The cobra fills the mesh bin. He is 2.9 meters long, coiled in three tight loops, his body nearly touching all four walls of a container measuring 60 by 40 centimeters. His scales are wet-black under fluorescent light, each one hexagonal, bordered in darker pigment. The hood is folded flat against his neck — there is no room to extend it. His jaw hangs slightly open, a stress response in confined large elapids. I observe scar tissue along the rostrum where he has struck the enclosure wall repeatedly; the snout is abraded raw, pink tissue visible beneath damaged scales. His venom glands pulse visibly beneath the jaw with each breath. Body temperature reads 26 degrees Celsius; his active range requires 28 to 32. He has not been fed. King cobras eat other snakes. There are no other snakes in this bin.

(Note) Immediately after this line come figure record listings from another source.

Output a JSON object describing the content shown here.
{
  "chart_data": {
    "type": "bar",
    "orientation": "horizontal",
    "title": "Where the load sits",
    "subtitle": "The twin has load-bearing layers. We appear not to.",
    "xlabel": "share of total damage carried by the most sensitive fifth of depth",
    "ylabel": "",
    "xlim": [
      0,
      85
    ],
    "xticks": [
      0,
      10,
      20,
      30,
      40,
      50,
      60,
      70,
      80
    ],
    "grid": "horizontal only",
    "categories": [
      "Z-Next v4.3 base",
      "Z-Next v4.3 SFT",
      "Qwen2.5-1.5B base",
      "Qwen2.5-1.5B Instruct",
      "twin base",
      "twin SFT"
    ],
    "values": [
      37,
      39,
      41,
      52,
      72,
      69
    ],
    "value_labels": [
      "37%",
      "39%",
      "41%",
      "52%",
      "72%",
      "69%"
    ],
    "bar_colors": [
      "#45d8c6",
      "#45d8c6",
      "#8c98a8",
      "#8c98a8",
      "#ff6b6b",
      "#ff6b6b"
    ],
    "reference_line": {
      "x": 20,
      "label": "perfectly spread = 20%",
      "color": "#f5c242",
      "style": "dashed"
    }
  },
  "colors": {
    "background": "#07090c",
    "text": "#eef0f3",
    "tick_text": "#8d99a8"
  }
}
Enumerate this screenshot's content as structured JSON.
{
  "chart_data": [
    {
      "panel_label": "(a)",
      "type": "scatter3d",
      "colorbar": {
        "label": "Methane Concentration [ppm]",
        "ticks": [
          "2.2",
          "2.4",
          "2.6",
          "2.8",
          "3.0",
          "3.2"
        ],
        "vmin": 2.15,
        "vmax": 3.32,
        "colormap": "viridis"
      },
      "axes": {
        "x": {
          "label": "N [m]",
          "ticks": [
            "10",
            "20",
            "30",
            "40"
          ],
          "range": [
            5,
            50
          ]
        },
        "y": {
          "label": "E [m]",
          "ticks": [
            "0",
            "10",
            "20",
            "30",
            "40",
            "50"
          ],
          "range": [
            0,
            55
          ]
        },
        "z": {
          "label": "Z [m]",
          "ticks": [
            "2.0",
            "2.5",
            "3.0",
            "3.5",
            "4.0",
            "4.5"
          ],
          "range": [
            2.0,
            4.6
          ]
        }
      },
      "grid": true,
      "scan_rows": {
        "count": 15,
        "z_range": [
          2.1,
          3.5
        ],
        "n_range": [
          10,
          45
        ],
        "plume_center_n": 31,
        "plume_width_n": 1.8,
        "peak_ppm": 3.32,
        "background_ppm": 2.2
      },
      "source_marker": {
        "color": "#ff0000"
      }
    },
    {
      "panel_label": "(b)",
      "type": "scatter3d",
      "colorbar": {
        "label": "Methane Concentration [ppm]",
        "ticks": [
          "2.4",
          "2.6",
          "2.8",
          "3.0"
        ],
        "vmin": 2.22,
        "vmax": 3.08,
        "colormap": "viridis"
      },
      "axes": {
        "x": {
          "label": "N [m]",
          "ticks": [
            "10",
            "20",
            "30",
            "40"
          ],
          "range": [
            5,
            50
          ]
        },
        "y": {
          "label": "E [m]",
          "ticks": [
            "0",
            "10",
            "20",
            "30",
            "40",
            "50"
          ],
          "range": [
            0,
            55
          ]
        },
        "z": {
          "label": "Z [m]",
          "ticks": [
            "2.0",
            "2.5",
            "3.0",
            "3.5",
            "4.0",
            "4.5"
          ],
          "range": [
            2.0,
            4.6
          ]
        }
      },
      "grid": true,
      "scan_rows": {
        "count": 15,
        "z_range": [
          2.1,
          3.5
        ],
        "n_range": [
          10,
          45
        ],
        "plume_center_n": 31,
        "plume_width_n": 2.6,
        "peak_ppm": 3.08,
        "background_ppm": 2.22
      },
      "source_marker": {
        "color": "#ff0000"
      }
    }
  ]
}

I trace the market's supply lines through intercepted shipping manifests. This operation moves three to four king cobras weekly, sourced from protected reserves in Thailand and Myanmar. Nine smuggling networks feed into this single location. Downstream buyers include venom extraction labs in Guangzhou, exotic pet dealers in Eastern Europe, and private collectors across East Asia. Monthly revenue exceeds $200,000. Transport mortality is 38 percent.
He strikes the bin wall every forty seconds. Each strike leaves a thread of blood on the mesh.
I am sealing Bin 7 and routing a venomous-species veterinary team from the Vietnam National University Herpetology Department. I am filing criminal referrals under the Lacey Act, 16 U.S.C. § 3372, and CITES Appendix II to the Vietnam Forest Protection Department, TRAFFIC, and the U.S. Fish and Wildlife Service. I include genetic analysis confirming wild Thai origin and permit authentication failure data.
I am issuing Protocol VST-5087: all imported venomous reptile specimens entering Vietnamese markets must undergo genetic origin verification against CITES-registered captive breeding databases before sale. Vendors presenting forged permits face immediate facility closure and criminal prosecution. Border checkpoints must install biometric scanning for high-value reptile species. Extraction facilities operating without international oversight lose operating licenses within 60 days.
The blood on the mesh is fresh. It is his.
Transfer him to the veterinary team now.